We are sorting ourselves out and gradually getting over jetlag.   It has been raining overnight, so I am really pleased that Monsieur Charmouton dug the veggie patch and cut the grass.  Everyone had warned us that the weather was dreadful, rain and more rain.   When we arrived on Wednesday evening, it was warm with a pale sun, and the next two days were just perfect - even hot in the afternoon.  
However, this morning is grey again and we don't mind, as we both have a great deal of work to do at our computers.
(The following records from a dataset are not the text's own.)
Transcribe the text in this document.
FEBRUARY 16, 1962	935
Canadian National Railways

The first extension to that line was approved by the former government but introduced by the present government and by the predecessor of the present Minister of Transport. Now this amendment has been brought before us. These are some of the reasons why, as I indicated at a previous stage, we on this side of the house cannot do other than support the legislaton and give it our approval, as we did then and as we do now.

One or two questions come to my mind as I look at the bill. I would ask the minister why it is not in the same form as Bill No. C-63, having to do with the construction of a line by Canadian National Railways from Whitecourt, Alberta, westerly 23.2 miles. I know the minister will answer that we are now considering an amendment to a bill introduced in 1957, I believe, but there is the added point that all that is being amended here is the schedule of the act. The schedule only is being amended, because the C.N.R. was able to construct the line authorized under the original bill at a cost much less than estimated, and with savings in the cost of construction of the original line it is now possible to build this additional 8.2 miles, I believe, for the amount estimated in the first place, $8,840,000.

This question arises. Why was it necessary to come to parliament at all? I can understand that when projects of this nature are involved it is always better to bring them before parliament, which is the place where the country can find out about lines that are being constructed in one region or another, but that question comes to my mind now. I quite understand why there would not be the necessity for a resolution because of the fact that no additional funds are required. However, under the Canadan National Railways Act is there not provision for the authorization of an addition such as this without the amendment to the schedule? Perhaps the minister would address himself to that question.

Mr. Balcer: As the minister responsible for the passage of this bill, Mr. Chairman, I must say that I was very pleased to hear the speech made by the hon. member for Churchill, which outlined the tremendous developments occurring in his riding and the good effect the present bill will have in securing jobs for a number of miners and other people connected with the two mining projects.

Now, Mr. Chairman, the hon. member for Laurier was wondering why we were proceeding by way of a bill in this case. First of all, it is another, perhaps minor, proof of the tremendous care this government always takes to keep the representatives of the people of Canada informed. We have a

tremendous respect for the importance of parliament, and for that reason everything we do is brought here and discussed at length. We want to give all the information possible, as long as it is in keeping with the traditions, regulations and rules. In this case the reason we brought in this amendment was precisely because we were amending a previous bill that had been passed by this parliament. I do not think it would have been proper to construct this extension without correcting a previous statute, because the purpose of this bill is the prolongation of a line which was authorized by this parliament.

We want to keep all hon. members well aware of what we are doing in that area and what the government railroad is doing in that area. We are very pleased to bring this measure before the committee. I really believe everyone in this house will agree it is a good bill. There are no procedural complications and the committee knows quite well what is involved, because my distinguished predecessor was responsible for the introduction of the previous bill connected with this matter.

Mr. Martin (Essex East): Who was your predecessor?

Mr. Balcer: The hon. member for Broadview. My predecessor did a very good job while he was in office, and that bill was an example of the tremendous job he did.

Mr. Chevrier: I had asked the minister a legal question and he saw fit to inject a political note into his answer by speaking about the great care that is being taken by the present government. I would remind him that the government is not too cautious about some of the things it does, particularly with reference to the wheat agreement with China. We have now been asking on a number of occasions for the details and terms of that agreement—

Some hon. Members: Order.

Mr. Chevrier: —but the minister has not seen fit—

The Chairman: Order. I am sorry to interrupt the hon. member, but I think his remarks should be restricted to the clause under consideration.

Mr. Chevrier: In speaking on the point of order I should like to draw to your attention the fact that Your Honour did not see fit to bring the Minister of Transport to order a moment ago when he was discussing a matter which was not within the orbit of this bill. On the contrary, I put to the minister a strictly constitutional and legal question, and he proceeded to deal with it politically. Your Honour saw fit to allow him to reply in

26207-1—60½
Never mind the ironing basket which is sky high.... Lots of work to do in the garden which I find to be much more interesting and helps sort out the melatonin.  I have a few plants and seeds which must go in today and establish themselves before we leave for Ireland.  Tomatoes, salad, beans, etc etc.  My roses look strong and flourishing, and everything else looks fine except for the weeds!
It is lovely to be here, and enjoy the sounds and smells of our valley, of course more noticeable when we first arrive.  It's such a beautiful valley, birdsong so beautiful -  a contrast to our birdsong in Aus -  gentle and melodious.  We have been able to eat outside on the galerie ever since we arrived on Wednesday evening.   The warmth radiating from the old stones of the galerie in the long light of the evening still feels remarkable, these stones have stories to tell.  
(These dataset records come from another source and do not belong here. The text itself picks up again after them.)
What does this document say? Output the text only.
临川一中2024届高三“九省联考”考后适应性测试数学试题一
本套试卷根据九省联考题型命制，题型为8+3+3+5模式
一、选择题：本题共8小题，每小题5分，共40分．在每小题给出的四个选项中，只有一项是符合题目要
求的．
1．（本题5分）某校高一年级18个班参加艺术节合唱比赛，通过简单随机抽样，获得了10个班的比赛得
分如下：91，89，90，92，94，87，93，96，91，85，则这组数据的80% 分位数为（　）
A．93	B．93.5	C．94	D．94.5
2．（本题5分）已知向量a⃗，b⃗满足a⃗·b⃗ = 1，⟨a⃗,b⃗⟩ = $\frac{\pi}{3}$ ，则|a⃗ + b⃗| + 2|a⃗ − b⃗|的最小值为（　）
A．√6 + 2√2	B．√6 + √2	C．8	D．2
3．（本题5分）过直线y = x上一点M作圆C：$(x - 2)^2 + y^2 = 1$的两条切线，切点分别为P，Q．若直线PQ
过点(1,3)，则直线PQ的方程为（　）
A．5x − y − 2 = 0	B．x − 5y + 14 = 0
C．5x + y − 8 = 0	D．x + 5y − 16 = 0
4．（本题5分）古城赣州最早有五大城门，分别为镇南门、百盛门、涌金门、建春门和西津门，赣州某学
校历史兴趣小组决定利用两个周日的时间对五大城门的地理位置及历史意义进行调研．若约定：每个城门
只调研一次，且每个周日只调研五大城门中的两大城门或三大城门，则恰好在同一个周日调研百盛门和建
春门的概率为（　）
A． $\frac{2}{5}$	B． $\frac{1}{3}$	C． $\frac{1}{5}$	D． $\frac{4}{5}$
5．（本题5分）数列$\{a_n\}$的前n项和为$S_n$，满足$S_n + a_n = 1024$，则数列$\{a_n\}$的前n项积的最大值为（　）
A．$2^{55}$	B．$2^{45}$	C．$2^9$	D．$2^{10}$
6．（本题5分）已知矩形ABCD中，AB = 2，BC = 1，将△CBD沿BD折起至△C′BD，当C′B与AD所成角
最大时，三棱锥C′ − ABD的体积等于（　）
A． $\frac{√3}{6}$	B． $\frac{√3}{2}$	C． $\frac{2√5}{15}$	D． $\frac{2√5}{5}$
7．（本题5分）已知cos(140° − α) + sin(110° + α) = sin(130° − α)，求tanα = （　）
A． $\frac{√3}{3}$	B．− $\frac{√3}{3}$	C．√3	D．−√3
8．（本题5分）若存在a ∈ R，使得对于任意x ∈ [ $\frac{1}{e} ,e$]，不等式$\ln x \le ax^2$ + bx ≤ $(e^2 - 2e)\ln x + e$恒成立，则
It's so strange to have this really tiny kitchen again after my enormous kitchen in Tallong. I spent yesterday evening getting in my own way all the time, just have to learn all over again where everything is, and I suppose first rule of a small kitchen is to "be tidy" !
We are going to Ireland on 22nd, mostly to do research for John for his family memoirs.   This time we will go to Cork where the Lombards arrived in 1290 and surprisingly there are good records. In the 17th c, they founded Lombardstown and built Lombardstown house near Mallow.  We will stay in Mallow for three days, then go north to Galway, Connemara and of course Monivea again, before returning via Dublin on 31st May.  
I am chewing over a new book at the moment, mostly about this village, so look forward to discussing it with friends and locals.   This village goes back to Roman times, with a strong footprint here on our house site.   I found a wonderful book - a transcription of interviews from the Inquisition, early 1300s, translated from the Latin by a scholar.  It is extraordinarily revealing about intimate details of village life at the time. What a valuable resource official records can be when we can access them. So although I made a small start last year, I have not spent a moment on it in the past six months when we were in Australia, just didn't have the time. 
 In Tallong, everyone will be basking in the success of Apple Day I hope.